Lo aprobado es, por lo tanto, una cuestión de liquidez o de tesorería, como se prefiera, más que una inyección clara y precisa de dinero. Movilizar 18.225 millones de euros, como dice el Gobierno (de los que 14.000 millones son simples aplazamientos de pago) no es lo mismo que inyectar dinero a la economía. Ni tampoco destinar 1.000 millones del fondo de contingencia a gasto sanitario extraordinario.
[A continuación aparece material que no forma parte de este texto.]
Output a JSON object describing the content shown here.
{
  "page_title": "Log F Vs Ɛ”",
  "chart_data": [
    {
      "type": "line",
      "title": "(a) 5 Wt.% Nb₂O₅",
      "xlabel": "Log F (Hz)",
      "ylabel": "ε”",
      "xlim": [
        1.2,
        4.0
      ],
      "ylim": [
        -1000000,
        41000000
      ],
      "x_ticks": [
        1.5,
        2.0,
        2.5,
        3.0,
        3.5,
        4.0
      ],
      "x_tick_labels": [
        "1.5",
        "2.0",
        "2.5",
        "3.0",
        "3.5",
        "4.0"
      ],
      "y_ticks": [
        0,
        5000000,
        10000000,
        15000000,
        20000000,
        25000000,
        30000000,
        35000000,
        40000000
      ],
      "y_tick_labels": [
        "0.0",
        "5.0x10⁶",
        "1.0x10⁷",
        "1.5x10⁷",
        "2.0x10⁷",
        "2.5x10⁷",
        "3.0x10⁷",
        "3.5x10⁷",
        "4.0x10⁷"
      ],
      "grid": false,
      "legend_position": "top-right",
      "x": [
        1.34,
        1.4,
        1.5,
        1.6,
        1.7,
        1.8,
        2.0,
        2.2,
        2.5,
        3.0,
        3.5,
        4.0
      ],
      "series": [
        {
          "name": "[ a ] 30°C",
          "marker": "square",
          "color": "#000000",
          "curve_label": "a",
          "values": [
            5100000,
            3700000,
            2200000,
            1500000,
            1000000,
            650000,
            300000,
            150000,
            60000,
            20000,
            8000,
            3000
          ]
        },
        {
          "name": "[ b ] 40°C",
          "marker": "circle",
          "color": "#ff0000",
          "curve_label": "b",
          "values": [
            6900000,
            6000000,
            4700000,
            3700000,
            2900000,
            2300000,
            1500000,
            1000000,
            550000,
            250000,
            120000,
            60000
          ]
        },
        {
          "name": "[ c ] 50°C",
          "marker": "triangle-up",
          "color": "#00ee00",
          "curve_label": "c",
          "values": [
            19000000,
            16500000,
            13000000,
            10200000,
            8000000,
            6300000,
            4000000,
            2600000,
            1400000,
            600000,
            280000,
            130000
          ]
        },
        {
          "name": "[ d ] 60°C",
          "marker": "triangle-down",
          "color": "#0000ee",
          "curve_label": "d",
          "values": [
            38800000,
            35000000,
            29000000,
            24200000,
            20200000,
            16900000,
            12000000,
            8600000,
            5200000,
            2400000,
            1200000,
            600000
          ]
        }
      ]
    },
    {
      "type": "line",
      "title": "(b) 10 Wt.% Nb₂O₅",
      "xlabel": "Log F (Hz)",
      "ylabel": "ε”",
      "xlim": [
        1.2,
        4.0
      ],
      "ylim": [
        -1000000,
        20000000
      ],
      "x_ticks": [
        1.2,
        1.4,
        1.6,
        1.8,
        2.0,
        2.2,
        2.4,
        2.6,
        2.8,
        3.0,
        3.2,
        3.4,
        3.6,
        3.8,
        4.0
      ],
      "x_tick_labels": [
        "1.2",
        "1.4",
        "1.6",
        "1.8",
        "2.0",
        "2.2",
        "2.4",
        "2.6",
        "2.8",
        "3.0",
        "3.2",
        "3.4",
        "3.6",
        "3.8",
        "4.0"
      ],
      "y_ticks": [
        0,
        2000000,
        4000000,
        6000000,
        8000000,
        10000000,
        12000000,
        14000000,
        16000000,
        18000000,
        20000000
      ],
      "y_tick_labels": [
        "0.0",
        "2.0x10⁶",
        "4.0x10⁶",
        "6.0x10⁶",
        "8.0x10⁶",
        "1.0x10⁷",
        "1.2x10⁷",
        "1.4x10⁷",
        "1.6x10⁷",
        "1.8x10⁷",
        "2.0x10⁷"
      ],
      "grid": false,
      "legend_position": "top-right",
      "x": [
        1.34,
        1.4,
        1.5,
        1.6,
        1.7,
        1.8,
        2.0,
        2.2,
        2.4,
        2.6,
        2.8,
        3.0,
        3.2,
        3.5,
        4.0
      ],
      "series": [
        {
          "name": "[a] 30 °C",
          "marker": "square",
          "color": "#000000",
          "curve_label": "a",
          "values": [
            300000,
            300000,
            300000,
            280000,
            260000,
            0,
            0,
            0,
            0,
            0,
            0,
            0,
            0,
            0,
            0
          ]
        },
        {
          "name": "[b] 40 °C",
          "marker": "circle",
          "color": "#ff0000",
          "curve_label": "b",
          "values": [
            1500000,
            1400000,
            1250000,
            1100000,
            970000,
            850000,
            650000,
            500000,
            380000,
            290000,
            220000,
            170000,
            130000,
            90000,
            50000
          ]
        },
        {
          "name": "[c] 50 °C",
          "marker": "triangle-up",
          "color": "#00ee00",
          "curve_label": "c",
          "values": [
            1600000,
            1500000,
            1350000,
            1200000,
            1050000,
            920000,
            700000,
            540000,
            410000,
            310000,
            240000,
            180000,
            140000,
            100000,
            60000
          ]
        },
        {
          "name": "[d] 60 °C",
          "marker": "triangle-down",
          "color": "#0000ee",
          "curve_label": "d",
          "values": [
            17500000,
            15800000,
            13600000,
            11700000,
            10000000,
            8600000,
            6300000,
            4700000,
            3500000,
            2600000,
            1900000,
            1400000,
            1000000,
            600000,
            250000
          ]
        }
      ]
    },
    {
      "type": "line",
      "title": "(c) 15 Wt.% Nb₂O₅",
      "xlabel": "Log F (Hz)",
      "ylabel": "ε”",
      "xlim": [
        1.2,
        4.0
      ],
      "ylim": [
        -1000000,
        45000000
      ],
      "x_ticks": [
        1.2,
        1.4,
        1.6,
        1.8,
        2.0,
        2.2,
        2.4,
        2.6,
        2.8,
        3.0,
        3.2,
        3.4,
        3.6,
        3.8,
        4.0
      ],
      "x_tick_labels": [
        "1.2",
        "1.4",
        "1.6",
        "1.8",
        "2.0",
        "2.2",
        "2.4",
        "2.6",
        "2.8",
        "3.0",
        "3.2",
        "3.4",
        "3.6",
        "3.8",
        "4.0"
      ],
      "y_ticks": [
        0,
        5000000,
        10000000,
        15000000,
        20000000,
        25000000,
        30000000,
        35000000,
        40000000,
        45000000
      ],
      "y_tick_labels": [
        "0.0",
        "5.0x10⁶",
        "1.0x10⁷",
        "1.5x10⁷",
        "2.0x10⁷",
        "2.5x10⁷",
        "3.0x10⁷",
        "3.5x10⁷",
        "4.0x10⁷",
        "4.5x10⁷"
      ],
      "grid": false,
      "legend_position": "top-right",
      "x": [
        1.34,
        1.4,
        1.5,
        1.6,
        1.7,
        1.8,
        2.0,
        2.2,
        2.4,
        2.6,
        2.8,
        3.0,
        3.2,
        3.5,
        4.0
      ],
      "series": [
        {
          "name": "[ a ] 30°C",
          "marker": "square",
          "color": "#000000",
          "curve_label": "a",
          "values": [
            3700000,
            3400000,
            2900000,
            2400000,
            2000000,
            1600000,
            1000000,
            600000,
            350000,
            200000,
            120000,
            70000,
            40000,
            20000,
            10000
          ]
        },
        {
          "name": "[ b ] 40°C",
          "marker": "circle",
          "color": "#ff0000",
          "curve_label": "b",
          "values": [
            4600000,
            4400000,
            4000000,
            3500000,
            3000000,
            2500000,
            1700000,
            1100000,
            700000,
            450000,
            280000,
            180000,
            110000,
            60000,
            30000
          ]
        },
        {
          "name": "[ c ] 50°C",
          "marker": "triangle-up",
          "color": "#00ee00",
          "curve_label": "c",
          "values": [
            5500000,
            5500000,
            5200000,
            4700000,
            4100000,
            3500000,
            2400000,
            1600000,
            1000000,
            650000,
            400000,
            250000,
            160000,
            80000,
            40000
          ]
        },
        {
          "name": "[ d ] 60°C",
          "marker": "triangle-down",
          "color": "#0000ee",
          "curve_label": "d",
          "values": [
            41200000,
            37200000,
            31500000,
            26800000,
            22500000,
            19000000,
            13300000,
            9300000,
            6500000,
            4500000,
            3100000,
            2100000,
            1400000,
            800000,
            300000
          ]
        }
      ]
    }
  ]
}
Simplemente, porque eso ya estaba presupuestado, aunque se fuera a destinar a otros fines.
Lo más razonable hubiera sido que ayer mismo el Gobierno hubiera anunciado una revisión del techo de gasto y una nueva senda de reducción de déficit menos exigente que la aprobada hace pocos días en el Congreso. Incluyendo, lógicamente, mayor flexibilidad en la regla de gasto.
Es evidente que esta revisión debe pactarse con Bruselas, pero hay pocas dudas de que en un contexto como el actual el ejecutivo comunitario no podrá poner muchas pegas. Y aunque las pusiera, Sánchez debería dar la batalla política. Ayer, por el contrario, el Gobierno, como publicó este periódico, se puso del lado de los austeros, frente al eje franco-italiano, lo que no parece muy razonable en un contexto como el actual. La ministra Calviño tiene aún tiempo para reaccionar en la reunión del Eurogrupo del próximo lunes.
No parece que sea la mejor idea ponerse, de nuevo, del lado de Alemania, cuya intransigencia retrasó en la anterior crisis una actuación decidida del BCE, a quien obligó a movilizarse solo cuando estuvo en peligro el euro, y que ahora tampoco parece entender, pese a lo que dice en público Merkel, que son tiempos recios que aconsejan moderación.
Hacer políticas de estímulo, en todo caso, no es volver a hacer el Plan E de Zapatero sino, simplemente, combinar gasto público y reducción selectiva de impuestos siempre que no pongan en peligro los grandes capítulos del Estado de bienestar, y que algunos solo reivindican cuando llega un virus procedente de China.